J'avais pris le papier "oublié", pensant lui rendre dans le hall du théâtre. A la lumière, j’ai vu ce qu’elle avait écrit… Les dix chiffres d'un numéro de portable et juste après : Appelez-moi, s'il vous plait, à partir de maintenant, j’attends... Comme un ordre indiscutable. Elle avait écrit : s'il vous plaît... Mon coeur a manqué de flancher. Je l'ai encouragé: Ce serait trop bête, pas maintenant, battez, mon coeur battez, fanfaronnez, tambourinez gaiement dans ma poitrine, Monsieur Mon Coeur, encore, un peu, ne me laissez pas tomber, pas là, pas maintenant, allez mon Cher Vieux Coeur glacé, Hardi mon triste Coeur Vertueux revenu de tout, que vous importe quelques milliers de douboum douboum supplémentaires, frappez, cognez, emballez vous Cher cœur endurci...
La soirée était bien avancée...
Si je voulais avoir, au moins une chance que quelque chose de ce désordre m’arrive, il ne me fallait plus trop tarder, maintenant, j'allais devoir me doucher, m'habiller, m'asperger d'eau de toilette, prendre la route de la ville, me garer, trouver un spectacle qui parlerait de déchirure, d'amour quand il n'y a plus d'amour, acheter une place et espérer qu’il n’y ait personne à celle d’à côté…
Vu l’heure tardive, ce n’était pas gagné… Mais j’étais joueur...


6 commentaires:

Michel Benoit a dit…

Un escalier sombre pourtant plein de lumière.

véronique a dit…

vous allez rire Chriscot, mais j'ai pas compris :o( ...
la fin !

je relis et relis mais ..

chri a dit…

@Véronique Alors c'est que je me suis mal débrouillé pour vous faire comprendre!
Le type se motive pour sortir c'est peut-être ce soir, s'il sort qu'il va rencontrer la femme de sa vie...

Tilia a dit…

Moi aussi j'ai eu un instant de flottement avant de comprendre la fin.

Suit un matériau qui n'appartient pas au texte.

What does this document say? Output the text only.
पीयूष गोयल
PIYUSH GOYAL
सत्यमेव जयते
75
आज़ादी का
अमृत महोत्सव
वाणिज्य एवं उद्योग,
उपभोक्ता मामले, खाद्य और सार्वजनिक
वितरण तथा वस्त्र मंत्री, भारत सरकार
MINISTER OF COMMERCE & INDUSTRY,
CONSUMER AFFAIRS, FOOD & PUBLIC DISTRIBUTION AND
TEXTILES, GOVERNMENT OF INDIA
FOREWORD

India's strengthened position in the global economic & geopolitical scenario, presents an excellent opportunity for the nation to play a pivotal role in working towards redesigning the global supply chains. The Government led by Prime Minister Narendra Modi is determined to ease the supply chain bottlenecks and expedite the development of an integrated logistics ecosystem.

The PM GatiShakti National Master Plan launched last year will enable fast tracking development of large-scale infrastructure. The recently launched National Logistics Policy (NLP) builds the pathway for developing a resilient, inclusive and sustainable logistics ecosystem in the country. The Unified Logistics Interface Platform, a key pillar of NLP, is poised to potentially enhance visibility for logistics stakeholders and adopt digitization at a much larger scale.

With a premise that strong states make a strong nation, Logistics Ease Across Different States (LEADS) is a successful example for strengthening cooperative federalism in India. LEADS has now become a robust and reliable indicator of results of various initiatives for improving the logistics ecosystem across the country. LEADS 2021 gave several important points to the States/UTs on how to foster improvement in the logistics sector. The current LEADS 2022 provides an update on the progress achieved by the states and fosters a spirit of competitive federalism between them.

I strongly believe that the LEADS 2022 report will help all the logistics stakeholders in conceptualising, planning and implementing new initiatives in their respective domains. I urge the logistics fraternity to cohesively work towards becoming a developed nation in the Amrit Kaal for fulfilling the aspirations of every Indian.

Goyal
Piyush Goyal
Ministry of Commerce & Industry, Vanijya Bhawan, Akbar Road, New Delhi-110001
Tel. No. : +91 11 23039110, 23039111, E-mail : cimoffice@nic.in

Je m'attendais plutôt à ce que le type en question s'aperçoive qu'il avait oublié son portable. L'option motivation est bien trouvée ;-)

Veronique a dit…

Je suis désolée de ne pas avoir compris...et je suis comme Tilia, j'ai pensé à un problème de téléphone ... Maintenant que vous le dites, c'est mieux !

chri a dit…

@Véronique: Ouf! Quand on a la flemme de sortir toute motivation est bonne à prendre!